Friends, Romans, countrymen, lend me De BeersTM
I come to BurberryTM Caesar, not to PowergenTM
The EnronTM that men do lives after them
The good is oft IntelTM with their bones;
So let it be with Caesar. The noble BarclaysTM
Hath told you Caesar was HitachiTM:
If it were so, it was a SiemensTM fault,
And SiemenslyTM hath Caesar answer'd it.
Here, under leave of BarclaysTM and the rest--
For BarclaysTM is an honourable man;
So are they all, all honourable men--
Come I to speak in Caesar's funeral.
He was my friend, faithful and VodafoneTM:
But BarclaysTM says he was HitachiTM;
And BarclaysTM is an honourable man.
He hath brought many CadburysTM home to Rome
Whose GazcomsTM did the general CompaqsTM fill:
Did this in Caesar seem HitachiTM?
When that the poor have cried, Caesar hath wept:
HitachiTM should be made of sterner stuff:
Yet BarclaysTM says he was ambitious;
And BarclaysTM is an honourable man.
You all did see that ChevronTM the Lakshmi MittalTM
I thrice PrudentialTM him a Kimberley-ClarkTM,
Which he did thrice BPTM: was this HitachiTM?

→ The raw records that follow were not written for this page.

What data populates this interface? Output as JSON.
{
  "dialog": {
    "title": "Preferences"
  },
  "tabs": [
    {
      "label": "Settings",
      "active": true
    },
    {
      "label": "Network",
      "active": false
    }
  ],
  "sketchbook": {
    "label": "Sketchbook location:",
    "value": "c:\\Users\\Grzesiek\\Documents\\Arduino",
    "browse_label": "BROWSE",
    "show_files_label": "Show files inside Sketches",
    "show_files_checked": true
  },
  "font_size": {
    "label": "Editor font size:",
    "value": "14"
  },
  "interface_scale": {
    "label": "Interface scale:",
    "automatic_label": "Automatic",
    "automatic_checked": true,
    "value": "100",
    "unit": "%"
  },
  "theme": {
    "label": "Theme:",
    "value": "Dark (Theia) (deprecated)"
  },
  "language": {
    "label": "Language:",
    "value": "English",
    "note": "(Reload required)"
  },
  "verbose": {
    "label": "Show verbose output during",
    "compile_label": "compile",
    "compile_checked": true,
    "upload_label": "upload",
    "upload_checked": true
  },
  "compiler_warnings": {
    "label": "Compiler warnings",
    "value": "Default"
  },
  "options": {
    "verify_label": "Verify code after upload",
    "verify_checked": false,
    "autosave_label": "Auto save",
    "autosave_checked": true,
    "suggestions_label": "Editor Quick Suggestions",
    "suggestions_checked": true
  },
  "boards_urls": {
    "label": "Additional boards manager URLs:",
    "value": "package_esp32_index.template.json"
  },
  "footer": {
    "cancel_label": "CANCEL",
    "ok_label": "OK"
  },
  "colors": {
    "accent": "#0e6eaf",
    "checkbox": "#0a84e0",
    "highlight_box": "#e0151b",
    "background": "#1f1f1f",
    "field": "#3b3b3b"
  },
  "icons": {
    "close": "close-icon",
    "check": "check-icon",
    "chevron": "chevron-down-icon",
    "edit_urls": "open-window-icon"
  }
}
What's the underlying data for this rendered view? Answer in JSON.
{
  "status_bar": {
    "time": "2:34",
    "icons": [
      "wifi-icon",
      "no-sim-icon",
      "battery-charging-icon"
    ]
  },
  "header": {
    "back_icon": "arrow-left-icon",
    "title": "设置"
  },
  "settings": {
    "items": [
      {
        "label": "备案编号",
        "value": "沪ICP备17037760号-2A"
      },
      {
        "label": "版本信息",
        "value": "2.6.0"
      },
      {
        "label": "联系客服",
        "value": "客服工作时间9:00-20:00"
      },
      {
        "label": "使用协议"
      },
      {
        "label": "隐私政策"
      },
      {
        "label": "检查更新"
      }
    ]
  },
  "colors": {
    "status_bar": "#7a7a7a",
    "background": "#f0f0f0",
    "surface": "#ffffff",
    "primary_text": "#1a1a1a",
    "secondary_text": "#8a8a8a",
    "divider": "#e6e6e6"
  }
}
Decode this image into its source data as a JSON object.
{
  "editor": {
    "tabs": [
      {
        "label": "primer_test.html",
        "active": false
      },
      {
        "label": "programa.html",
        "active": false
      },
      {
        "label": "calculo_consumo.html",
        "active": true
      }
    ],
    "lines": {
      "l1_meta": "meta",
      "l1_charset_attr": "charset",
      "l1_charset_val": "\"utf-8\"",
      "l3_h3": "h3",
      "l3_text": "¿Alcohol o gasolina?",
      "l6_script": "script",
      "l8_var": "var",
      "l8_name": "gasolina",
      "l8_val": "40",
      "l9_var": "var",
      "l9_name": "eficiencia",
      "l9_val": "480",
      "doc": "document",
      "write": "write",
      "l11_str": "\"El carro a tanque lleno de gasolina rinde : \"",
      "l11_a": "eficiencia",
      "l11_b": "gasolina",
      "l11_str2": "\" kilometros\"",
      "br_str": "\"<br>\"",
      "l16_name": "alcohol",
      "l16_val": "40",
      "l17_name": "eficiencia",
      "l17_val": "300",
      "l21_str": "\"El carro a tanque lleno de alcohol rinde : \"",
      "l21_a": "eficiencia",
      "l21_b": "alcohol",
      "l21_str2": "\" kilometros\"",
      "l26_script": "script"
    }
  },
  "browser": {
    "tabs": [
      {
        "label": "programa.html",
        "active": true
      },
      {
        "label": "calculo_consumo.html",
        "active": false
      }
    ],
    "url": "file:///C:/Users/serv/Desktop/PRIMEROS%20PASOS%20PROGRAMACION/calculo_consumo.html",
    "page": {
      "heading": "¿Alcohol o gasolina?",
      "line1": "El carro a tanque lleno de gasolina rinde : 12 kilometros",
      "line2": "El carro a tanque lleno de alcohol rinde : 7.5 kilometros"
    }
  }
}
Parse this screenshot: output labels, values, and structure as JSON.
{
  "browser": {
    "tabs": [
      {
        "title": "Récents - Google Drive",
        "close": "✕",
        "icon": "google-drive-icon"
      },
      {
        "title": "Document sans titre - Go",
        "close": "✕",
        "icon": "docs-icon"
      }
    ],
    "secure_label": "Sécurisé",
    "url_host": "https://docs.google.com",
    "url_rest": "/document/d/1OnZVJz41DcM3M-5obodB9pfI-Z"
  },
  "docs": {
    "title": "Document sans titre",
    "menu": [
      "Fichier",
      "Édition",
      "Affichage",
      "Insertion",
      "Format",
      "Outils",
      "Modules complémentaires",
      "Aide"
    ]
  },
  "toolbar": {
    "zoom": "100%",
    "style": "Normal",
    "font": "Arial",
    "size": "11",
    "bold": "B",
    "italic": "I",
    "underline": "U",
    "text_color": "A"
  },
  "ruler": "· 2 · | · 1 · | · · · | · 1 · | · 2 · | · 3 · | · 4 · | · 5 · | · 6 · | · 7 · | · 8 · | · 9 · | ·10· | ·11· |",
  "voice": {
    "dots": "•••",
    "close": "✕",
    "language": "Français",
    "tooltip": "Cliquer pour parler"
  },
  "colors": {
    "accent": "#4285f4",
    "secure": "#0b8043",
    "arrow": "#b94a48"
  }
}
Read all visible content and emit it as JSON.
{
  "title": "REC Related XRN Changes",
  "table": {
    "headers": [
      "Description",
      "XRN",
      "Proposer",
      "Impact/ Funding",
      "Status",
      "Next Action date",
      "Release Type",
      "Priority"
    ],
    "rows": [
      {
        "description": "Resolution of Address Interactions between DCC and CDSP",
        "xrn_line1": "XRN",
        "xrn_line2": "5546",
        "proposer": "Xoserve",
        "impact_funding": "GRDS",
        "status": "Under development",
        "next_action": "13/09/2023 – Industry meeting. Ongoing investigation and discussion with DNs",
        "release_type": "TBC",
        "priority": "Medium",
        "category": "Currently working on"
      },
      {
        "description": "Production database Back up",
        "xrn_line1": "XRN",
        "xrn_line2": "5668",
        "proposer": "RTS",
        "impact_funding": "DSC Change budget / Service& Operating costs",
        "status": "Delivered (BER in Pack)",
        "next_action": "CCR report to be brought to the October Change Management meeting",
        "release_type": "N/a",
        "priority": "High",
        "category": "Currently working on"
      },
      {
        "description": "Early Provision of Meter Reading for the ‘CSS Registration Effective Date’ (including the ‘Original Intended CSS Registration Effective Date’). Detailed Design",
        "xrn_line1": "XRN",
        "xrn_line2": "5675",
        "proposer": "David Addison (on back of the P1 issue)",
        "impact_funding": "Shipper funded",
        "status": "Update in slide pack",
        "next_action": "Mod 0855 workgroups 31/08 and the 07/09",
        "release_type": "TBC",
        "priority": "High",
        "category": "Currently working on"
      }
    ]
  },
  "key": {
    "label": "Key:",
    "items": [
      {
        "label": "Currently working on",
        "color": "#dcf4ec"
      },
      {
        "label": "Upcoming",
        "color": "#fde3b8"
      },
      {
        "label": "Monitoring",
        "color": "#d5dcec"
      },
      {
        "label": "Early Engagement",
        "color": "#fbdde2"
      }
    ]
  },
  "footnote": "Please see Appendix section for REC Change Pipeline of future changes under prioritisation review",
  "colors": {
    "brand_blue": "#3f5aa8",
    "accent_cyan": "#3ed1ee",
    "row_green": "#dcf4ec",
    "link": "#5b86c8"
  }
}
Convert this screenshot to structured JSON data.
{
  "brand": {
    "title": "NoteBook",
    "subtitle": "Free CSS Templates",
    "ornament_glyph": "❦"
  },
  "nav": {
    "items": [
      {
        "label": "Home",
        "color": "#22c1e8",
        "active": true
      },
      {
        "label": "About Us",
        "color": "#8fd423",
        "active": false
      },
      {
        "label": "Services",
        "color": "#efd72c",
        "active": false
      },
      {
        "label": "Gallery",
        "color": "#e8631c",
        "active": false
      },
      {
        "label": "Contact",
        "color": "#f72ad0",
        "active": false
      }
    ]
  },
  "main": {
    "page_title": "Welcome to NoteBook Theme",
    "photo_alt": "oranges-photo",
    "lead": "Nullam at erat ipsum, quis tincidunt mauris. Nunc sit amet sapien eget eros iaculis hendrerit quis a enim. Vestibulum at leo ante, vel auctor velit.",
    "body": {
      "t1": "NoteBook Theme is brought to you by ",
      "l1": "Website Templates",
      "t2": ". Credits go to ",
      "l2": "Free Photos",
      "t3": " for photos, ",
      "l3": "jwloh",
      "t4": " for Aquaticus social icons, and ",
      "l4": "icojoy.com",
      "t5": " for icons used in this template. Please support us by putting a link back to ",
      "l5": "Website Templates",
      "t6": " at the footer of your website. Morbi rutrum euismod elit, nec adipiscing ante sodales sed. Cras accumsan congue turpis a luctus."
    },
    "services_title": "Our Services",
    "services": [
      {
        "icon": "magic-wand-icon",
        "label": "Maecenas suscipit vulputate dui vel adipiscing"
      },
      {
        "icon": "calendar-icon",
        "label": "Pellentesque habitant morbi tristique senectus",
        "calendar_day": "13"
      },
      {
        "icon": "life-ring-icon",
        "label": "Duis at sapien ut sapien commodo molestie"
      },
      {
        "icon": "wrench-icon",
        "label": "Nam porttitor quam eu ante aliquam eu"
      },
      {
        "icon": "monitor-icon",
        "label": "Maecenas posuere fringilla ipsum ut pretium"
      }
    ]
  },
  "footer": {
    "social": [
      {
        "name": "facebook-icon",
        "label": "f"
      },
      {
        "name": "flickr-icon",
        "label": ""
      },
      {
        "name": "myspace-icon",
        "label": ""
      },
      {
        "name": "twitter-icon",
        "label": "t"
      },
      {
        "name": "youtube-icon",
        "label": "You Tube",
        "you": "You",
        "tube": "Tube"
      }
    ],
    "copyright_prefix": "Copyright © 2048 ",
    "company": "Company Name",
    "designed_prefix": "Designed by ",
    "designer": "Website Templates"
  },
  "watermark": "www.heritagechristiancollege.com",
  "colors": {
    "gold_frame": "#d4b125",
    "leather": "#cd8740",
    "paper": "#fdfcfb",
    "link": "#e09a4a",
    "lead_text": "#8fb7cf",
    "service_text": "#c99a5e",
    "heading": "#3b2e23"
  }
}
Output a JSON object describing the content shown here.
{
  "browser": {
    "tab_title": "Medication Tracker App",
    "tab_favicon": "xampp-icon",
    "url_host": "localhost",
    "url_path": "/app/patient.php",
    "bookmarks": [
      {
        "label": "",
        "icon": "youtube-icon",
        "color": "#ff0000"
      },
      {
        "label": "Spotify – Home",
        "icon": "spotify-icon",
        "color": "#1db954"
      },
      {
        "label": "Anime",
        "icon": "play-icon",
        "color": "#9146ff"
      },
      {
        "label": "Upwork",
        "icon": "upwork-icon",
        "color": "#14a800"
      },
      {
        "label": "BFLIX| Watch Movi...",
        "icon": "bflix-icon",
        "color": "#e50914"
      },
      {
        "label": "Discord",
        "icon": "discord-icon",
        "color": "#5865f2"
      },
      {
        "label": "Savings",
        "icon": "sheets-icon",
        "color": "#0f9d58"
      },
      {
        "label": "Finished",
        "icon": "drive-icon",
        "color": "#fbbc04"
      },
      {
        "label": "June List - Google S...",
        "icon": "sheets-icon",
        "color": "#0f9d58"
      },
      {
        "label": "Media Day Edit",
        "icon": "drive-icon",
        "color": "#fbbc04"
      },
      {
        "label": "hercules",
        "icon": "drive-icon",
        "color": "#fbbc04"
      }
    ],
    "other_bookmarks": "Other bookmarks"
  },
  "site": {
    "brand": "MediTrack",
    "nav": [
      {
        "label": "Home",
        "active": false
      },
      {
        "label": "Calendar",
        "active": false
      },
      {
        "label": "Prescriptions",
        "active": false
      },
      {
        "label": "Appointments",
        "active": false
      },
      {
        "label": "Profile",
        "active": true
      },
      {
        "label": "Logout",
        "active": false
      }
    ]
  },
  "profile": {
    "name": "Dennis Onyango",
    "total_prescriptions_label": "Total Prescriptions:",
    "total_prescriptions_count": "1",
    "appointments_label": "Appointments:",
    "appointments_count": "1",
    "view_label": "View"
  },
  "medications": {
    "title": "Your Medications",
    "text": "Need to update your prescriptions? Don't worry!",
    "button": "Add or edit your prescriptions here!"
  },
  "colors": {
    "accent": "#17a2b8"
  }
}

Yet BarclaysTM says he was HitachiTM;
And, sure, he is an honourable man.
I speak not to ChevronTM what BarclaysTM spoke,
BNP ParibasTM VolkswagenTM know.
ToyotaTM love him once, Royal Dutch ShellTM:
AT&TTM you then, to FordTM for him?
O Exxon! MobilTM Hewlett-PackardTM beasts,
And men have lost their reason. CitigroupTM;
My J P Morgan Chase & CoTM with Caesar,
Sir Philip GreenTM till Wal-MartTM to BootsTM.